1) I petitioned Doselle Young to adopt me as his snarky sidekick after the Character Death panel. Also, the end of the panel was very typical of the level of fun we were having. Josh (defectivewookie) was moderating, and asked us for our final thoughts on character death. Doselle raised his hands to the heavens and shouted "KILLLLL!!!!" I looked at the crowd and said, "As necessary." We did get into the discussion of why one kills characters, but I doubt it was new material to the crowd. The best part was discussing characters that SHOULD be dead, because that was a much more interesting exercise than picking apart bad/good character deaths.

2) Mary Robinette and I talked actual writing, which never seems to happen to me at conventions, and by gum, I'm going to start a support group for writers who want to talk writing at conventions, or something. But it took her saying, "I talked shop!" for me to go "I want to talk shop, too!" and led to us staying awake even longer when we should've been asleep.

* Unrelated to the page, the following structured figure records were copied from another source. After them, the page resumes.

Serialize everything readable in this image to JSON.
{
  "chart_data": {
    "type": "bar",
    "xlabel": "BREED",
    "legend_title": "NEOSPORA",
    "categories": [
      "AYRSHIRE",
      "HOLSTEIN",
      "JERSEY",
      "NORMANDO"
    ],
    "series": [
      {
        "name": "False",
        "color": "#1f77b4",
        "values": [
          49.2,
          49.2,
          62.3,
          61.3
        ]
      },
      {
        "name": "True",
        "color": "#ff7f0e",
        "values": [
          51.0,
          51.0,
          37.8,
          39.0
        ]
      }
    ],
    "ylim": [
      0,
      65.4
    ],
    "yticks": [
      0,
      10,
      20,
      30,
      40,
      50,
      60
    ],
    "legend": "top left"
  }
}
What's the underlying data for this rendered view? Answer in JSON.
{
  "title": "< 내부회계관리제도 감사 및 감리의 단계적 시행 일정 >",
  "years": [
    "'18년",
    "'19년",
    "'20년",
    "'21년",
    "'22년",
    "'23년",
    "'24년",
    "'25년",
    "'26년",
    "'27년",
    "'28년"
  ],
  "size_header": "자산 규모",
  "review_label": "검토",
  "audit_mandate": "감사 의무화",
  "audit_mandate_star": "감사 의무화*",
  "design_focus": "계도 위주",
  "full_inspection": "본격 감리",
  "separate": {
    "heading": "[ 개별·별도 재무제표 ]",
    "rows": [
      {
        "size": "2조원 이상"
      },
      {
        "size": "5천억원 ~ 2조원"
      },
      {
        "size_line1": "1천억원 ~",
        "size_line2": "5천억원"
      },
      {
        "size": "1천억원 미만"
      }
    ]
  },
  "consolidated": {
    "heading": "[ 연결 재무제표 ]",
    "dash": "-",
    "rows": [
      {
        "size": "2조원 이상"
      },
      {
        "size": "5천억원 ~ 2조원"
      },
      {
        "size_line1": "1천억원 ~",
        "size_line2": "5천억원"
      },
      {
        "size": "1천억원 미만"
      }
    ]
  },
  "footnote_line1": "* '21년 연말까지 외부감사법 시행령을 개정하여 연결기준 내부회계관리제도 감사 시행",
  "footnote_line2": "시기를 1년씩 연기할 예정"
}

3) I proposed a relatively flaky panel idea (What makes a golden age? --specifically referencing the golden ages of YA and TV that we may or may not be in right now), and Sarah Monette made it work, and work well. (BTW, she pretty much answered the question all alone, and in a way that made me buy it: a golden age comes after the establishment of a genre, so that people who grow up loving the genre can take it seriously and begin a dialogue with the source materials; sometimes, so-called silver ages are much more interesting than golden ages, because there's even more interesting dialogue with the previous material; the modern modes of communication make it possible to have a golden age and a silver age sort of concurrently; there's a certain level of notoriety and/or popularity of a thing to have a golden age.)

4) daveamongus usually manages to remind me at conventions why he's one of my favorite people ever. This time was no exception. Dave Klecha: a man you want on your side. Not the other side. Not the dark side. YOUR side.

5) Traveling sans posse is both sad and ridiculously freeing.

6) Anne Harris and I had a very intense conversation about good agents and bad, and the future of m/m and erotic fiction examined from a purely mercenary standpoint. My takeaway is: you probably could make a living at writing short stories, if they were erotic male/male pieces put out by publishers like Loose Id. Given that I stumble across a "can you make a living at short fiction?" conversations every so often, and the answer always seems to be, "No, YOU can't, and no one has since pretty much Harlan Ellison." But there is a plausibly different answer to this in the m/m erotic genre, or could be. Of course, I do not have the slightest interest in delving into that genre, so that's right out, but it's still food for thought. (Also, I am doing better with books than I dreamed possible, so I'm gonna leave "making a living at short stories" for someone else to dream.)

And about a million other things, really.

I've been two days writing this post, and it's never going to get done if I try to include everything. I had SUCH a good time this year.